Thinking that you have left no stone unturned when it comes to cloud security is clearly a mistake. Not only has the cloud always been a theatre for never-ending threats, but also it has become a popular business model for cybercriminals, who use it as a vector and a tool for their attacks. This leaves legitimate cloud clients no option of keeping close tabs on their information assets in the cloud, both organisationally and technically.
The cloud: a sharing of risks to be weighed carefully
Whatever the technical option chosen, the cloud, often preferred because it represents a substantial savings, amounts to the analogy of going to “somebody else’s place” to deposit a little or a lot of one’s digital assets, and having more or less autonomy on “that somebody’s computer.”
If a client company outsources a service using applications enabling, for example, collaborative work (Office 365 or a different application) or customer relationship management (CRM), in what is called SaaS mode, then it is responsible for less maintenance, since the supplier is responsible for maintaining infrastructure and associated resources (e.g. software updates). If the client even outsources its hardware infrastructure such as servers, processing capacity, data storage capacity, network components and middleware, in what is known as IaaS mode, then it is responsible for controlling operating systems, databases and applications. Finally, PaaS mode, which is firmly dedicated to application development, enables companies to develop their own applications. The company does not control infrastructure but is responsible for configuring and securing application hosting.
Each of these models carries risks as cybercriminals have a voracious appetite for the huge volumes of data uploaded to the cloud. The fact that companies still consider security to be an obstacle to cloud adoption is not a passing fad; rather, it is a healthy reaction. Another obstacle lies in levels of shared responsibilities between suppliers and clients. It is appropriate for companies to practice good management and sound budgeting so as not to risk a torrent of unexpected expenses and place their reputation at a potentially significant risk.
Choosing the cloud means managing not only traditional threats but also threats that are unique to cloud business models and techniques.
A cloud environment is subject to the same types of attack as traditional systems, with an added effect of scale linked to the architecture used.
A distributed denial of service (DDoS) attack that targets just one hosted application may saturate the host’s Internet connection and impact all other non-targeted hosted services, if the attack is severe enough. In the case of a cloud in Iaas mode, companies must be particularly careful about compartmentalisation of networks and methods of data storage — all the more so if they are sensitive, as the very architecture of the cloud may be synonymous with vulnerabilities and new attack techniques.
On a cloud, each virtual machine may be likened to a hotel guest.
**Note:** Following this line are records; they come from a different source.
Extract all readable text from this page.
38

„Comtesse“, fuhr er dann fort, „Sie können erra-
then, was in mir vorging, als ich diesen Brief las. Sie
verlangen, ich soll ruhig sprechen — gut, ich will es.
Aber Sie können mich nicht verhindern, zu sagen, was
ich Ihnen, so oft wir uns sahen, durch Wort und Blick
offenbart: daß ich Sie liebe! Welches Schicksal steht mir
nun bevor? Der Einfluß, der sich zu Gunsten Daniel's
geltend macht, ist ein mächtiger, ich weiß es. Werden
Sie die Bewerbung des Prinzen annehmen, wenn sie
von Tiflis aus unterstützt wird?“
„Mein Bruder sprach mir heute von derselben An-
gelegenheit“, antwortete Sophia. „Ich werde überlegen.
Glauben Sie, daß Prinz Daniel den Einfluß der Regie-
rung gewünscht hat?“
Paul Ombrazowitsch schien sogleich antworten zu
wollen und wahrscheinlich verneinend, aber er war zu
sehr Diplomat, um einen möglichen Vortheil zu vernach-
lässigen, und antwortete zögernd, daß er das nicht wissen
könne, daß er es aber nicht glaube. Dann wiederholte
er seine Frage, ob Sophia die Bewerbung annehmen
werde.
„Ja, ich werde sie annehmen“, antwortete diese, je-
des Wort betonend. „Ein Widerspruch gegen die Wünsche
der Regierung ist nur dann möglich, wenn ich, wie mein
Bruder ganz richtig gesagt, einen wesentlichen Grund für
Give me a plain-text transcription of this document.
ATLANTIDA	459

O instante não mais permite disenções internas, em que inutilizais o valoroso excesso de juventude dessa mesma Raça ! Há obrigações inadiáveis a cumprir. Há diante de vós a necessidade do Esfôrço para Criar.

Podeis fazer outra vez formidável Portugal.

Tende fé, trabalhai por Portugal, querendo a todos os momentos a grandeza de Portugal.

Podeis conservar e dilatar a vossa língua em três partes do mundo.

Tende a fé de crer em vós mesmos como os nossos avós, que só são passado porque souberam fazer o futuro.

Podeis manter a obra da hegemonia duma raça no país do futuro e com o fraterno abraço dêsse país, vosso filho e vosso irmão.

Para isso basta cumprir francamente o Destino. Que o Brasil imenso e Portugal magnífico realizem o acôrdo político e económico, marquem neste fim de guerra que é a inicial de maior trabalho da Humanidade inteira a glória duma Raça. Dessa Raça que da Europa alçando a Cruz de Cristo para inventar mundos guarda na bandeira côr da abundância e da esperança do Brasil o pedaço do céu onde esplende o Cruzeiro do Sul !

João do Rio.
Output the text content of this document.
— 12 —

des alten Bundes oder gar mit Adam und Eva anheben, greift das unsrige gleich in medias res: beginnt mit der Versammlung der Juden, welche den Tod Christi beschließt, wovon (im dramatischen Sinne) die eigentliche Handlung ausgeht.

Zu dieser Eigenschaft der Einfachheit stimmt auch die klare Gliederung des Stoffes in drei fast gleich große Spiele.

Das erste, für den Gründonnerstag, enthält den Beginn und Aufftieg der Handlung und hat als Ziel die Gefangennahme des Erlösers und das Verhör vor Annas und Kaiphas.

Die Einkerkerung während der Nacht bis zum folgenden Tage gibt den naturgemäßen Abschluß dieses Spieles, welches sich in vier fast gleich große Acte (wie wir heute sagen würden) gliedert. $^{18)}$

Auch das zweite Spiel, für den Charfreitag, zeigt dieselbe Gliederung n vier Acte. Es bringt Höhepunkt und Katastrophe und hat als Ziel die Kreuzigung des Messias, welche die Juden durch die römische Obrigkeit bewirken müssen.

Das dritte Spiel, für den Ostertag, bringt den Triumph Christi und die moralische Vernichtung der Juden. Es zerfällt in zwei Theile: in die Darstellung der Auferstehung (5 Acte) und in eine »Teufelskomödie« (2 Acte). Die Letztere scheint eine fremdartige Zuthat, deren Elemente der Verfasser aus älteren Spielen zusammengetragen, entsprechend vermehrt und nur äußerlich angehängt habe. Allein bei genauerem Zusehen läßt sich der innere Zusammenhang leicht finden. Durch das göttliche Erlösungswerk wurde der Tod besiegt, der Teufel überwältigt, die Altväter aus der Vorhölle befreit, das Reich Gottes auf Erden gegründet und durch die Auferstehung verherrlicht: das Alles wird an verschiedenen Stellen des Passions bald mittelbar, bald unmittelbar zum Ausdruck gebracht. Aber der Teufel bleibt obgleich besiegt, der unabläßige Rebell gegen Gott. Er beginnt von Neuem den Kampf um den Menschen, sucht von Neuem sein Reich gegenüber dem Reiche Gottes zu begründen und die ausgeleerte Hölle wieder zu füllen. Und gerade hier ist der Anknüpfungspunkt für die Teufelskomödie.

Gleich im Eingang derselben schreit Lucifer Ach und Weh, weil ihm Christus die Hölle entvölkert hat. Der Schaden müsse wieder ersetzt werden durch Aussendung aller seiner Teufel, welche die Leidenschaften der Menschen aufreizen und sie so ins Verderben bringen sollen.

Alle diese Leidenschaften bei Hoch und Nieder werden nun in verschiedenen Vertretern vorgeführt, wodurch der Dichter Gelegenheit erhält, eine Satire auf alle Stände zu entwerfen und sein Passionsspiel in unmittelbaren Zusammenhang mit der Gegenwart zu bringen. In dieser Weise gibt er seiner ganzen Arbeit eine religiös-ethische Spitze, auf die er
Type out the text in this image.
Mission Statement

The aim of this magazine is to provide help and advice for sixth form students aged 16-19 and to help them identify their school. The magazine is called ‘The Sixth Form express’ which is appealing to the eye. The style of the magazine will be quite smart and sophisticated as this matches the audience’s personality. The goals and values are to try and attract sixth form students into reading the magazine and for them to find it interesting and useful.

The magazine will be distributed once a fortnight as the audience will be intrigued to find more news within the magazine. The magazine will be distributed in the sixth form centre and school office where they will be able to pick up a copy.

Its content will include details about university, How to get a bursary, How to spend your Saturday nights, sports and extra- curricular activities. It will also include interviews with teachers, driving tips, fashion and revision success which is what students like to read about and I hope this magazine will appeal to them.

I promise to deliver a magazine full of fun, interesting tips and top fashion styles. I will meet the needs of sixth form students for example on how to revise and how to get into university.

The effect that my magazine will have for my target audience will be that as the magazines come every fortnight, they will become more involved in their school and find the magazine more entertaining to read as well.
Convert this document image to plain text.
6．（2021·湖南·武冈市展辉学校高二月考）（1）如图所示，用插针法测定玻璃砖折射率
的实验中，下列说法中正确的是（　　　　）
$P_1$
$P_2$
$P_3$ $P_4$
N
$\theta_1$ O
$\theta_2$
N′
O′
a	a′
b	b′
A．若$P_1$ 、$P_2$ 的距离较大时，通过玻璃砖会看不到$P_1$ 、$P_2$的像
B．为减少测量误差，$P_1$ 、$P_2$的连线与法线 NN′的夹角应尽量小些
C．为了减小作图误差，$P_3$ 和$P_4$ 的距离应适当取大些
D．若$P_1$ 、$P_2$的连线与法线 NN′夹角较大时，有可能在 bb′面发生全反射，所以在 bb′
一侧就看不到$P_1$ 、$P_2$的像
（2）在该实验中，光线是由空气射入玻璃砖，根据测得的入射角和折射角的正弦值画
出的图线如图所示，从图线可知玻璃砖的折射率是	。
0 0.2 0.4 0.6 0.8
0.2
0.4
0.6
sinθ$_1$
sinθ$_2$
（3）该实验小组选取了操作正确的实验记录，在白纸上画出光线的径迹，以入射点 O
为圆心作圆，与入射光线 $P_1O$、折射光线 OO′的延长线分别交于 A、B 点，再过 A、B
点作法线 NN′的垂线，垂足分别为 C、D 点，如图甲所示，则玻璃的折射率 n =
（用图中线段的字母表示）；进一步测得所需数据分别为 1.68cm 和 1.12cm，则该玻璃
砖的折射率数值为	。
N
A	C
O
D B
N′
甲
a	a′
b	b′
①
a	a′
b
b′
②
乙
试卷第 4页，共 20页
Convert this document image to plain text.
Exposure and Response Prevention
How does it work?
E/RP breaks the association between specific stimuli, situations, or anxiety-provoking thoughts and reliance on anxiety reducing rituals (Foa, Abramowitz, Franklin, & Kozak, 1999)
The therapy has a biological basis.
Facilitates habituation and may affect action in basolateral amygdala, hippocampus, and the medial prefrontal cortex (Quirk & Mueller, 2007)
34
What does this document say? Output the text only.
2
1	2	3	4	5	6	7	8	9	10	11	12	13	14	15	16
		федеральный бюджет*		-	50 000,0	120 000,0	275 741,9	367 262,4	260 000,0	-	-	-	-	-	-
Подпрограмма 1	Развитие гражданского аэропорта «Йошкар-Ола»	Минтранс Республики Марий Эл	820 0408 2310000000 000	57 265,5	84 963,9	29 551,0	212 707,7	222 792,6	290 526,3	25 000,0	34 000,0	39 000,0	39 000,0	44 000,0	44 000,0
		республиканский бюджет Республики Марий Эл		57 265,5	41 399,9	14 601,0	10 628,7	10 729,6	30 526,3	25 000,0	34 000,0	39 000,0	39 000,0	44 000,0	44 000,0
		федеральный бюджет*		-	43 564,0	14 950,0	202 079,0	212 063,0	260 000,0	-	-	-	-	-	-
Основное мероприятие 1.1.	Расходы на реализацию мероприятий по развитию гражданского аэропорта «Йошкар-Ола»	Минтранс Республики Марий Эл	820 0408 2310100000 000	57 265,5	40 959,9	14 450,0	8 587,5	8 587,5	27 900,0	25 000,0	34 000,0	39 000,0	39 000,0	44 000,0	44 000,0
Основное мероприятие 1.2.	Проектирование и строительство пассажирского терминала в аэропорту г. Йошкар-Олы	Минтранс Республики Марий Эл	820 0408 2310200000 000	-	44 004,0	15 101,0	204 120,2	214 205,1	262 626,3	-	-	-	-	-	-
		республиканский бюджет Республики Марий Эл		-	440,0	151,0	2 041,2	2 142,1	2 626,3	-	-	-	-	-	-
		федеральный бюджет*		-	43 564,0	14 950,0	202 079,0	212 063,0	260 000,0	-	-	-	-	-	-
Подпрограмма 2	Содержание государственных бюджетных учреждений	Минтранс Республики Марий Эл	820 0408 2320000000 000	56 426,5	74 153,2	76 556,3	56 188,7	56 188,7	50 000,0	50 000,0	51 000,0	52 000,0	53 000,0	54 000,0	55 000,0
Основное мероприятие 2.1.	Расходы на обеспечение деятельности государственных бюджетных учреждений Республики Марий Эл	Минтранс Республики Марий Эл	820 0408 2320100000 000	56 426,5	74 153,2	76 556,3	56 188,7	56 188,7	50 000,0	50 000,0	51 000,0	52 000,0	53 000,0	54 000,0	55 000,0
While hotel guests may share hotel resources such as the restaurant, pool or gym, each must have a private room. No unauthorised person may enter that room.
All virtual machines are managed by a software program called a hypervisor. This acts as the hotel manager, who allocates rooms to guests depending on their needs. Imagine what would happen if a criminal had a unique key enabling access to all rooms. This is what happens on a cloud when an attacker makes use of the vulnerabilities of an OS running on one of the virtual machines in order to escape the boundaries of the virtual machine and enter neighbouring machines via the hypervisor. This is called virtual machine escaping, or guest escaping.
The cloud is essentially a shared space where the staff of the client company are added to the staff and partners of the cloud supplier.
This accounts for the explosive need for a serious, rigorously applied security policy. The trend is likely to continue to grow in proportion to digital transformation projects, including those launched by SMEs, which are following suit in ever-increasing numbers.
Cybercriminals are also growing in cloud mode
Cybercrime must be believed to be an activity like any other. It, too, is choosing the cloud.
Certain cybercriminals are hijacking public cloud servers and turning them into command-and-control or malware distribution infrastructure. This, much like a drug trafficking mule, gives an air of legitimacy to malicious traffic when it comes from a well-established cloud supplier.
By virtue of its economic model, the cloud also attracts attackers who see it as a means of distributing their attacks. Attackers who base their efforts on the huge volumes of data on the cloud enjoy a formidable “cost–risk–effectiveness” ratio. Attackers who put forth “as-a-service” offers — ransomware-as-a-service, exploit kits-as-a-service and malware-as-a-service — enable less expert hackers to access and use turnkey malicious services. Viral and scalable attacks are guaranteed.
According to Ruggero Contu, Research Director at Gartner, “Email, web and identity management security remain organisations’ top three priorities when it comes to the cloud.” One can only hope that the cloud certifications currently being developed at the French National Information Systems Security Agency (ANSSI), which will offer guarantees and options in this regard, will reassure companies and enjoin them to engage in more risk analysis for their cloud. This certification must not be used as a pretext to hold suppliers alone accountable.